In response Prime Minister Theresa May began by paying tribute to the "professionalism, dedication and courage" of the Armed Forces.
She said: "There is no graver decision for a Prime Minister than to commit our service men and women to combat operations."
"Understanding where authority and accountability for their deployment and employment lies is of vital importance.
"So let me begin by being absolutely clear about the Government's policy in relation to the convention that has developed, because there is a fundamental difference between the policy and the perception of it that is conveyed in the motion before us today."
Mrs May went on to tell MPs that while she accepted the principle that elected members should be allowed to debate the deployment of forces, it was not right that this applied to "every possible overseas mission".

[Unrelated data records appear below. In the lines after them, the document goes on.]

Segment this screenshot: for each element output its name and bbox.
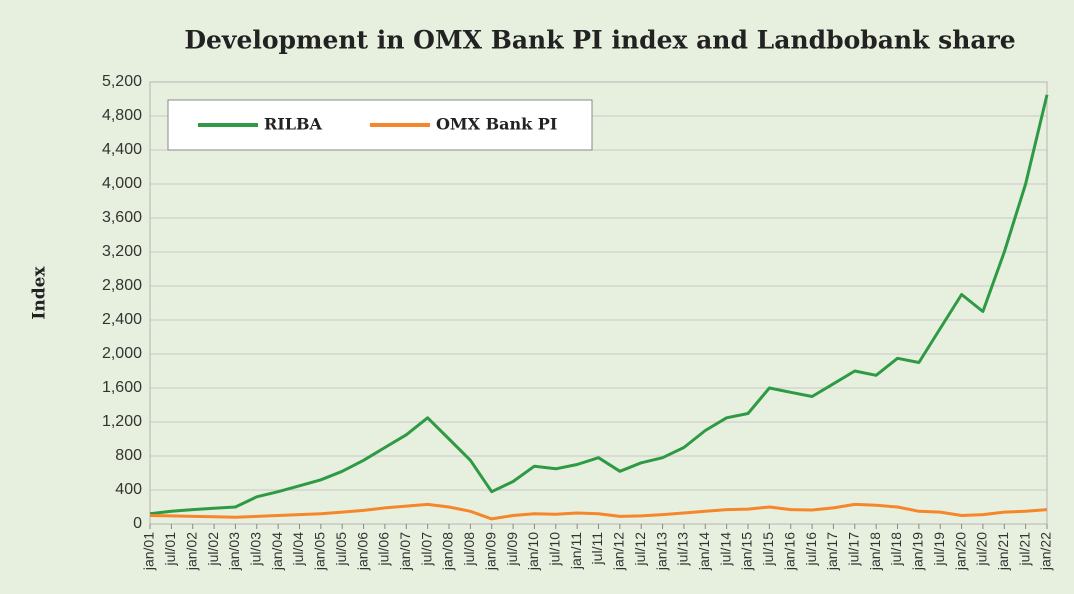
x-tick-label: jul/14: [717, 532, 733, 567]
y-axis-label: Index: [30, 266, 50, 320]
y-tick-label: 4,400: [102, 141, 142, 158]
x-tick-label: jan/07: [397, 532, 413, 571]
x-tick-label: jan/17: [824, 532, 840, 571]
x-tick-label: jul/12: [632, 532, 648, 567]
y-tick-label: 2,800: [102, 277, 142, 294]
legend-label: OMX Bank PI: [436, 115, 557, 134]
x-tick-label: jul/01: [162, 532, 178, 567]
x-tick-label: jul/13: [675, 532, 691, 567]
x-tick-label: jan/18: [867, 532, 883, 571]
x-tick-label: jan/04: [269, 532, 285, 571]
x-tick-label: jan/15: [739, 532, 755, 571]
x-tick-label: jan/13: [653, 532, 669, 571]
y-tick-label: 4,800: [102, 107, 142, 124]
x-tick-label: jan/12: [611, 532, 627, 571]
x-tick-label: jan/11: [568, 532, 584, 570]
x-tick-label: jul/06: [376, 532, 392, 567]
line-series: [149, 502, 1048, 521]
x-tick-label: jan/19: [910, 532, 926, 571]
x-tick-label: jan/01: [141, 532, 157, 571]
x-tick-label: jan/22: [1038, 532, 1054, 571]
x-tick-label: jul/09: [504, 532, 520, 567]
y-tick-label: 3,200: [102, 243, 142, 260]
legend-label: RILBA: [264, 115, 323, 134]
x-tick-label: jul/07: [418, 532, 434, 567]
x-tick-label: jan/03: [226, 532, 242, 571]
x-tick-label: jan/08: [440, 532, 456, 571]
y-tick-label: 2,000: [102, 345, 142, 362]
x-tick-label: jan/05: [312, 532, 328, 571]
x-tick-label: jul/21: [1016, 532, 1032, 567]
x-tick-label: jul/08: [461, 532, 477, 567]
x-tick-label: jan/06: [354, 532, 370, 571]
x-tick-label: jul/15: [760, 532, 776, 567]
x-tick-label: jan/20: [952, 532, 968, 571]
x-tick-label: jul/17: [845, 532, 861, 567]
y-tick-label: 4,000: [102, 175, 142, 192]
y-tick-label: 3,600: [102, 209, 142, 226]
chart-title: Development in OMX Bank PI index and Lan…: [184, 26, 1015, 55]
x-tick-label: jul/16: [803, 532, 819, 567]
x-tick-label: jul/19: [931, 532, 947, 567]
x-tick-label: jul/11: [589, 532, 605, 566]
y-tick-label: 0: [133, 515, 142, 532]
y-tick-label: 2,400: [102, 311, 142, 328]
line-series: [149, 94, 1049, 516]
x-tick-label: jan/21: [995, 532, 1011, 571]
x-tick-label: jul/05: [333, 532, 349, 567]
x-tick-label: jan/14: [696, 532, 712, 571]
x-tick-label: jul/10: [546, 532, 562, 567]
x-tick-label: jan/09: [482, 532, 498, 571]
y-tick-label: 5,200: [102, 73, 142, 90]
x-tick-label: jan/02: [183, 532, 199, 571]
x-tick-label: jul/04: [290, 532, 306, 567]
y-tick-label: 800: [115, 447, 142, 464]
y-tick-label: 400: [115, 481, 142, 498]
x-tick-label: jul/20: [974, 532, 990, 567]
x-tick-label: jul/02: [205, 532, 221, 567]
y-tick-label: 1,600: [102, 379, 142, 396]
x-tick-label: jan/10: [525, 532, 541, 571]
y-tick-label: 1,200: [102, 413, 142, 430]
x-tick-label: jul/18: [888, 532, 904, 567]
x-tick-label: jan/16: [781, 532, 797, 571]
x-tick-label: jul/03: [247, 532, 263, 567]
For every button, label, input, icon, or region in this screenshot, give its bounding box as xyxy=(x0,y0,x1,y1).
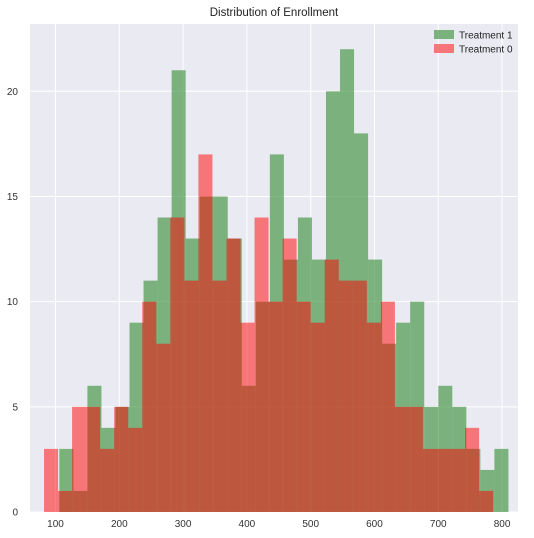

Mrs May said it was "right" that she took the decision on the military strike, and told MPs that coming to Parliament before undertaking military action would "compromise the effectiveness of our operations and safety of British servicemen and women", and said intelligence and assessment "cannot be shared in full" with Parliament.
The debate comes the day after Mrs May said it was "legally and morally right" for the UK to join air strikes against the Syrian regime to prevent "further human suffering".
The Prime Minister told MPs there was "clear evidence" the Assad government was behind the Douma chemical weapons attack.
Ahead of this afternoon’s debate, a former head of the army told Forces News there was “absolutely no need” for the Prime Minister to consult parliament before launching this weekend’s airstrikes.
General the Lord Dannatt said: "The longer standing precedent is that the Prime Minister of the day as the Head of Executive has the Royal Prerogative and therefore takes it on his or her shoulders the responsibility to launch the Armed Forces into a Conflict."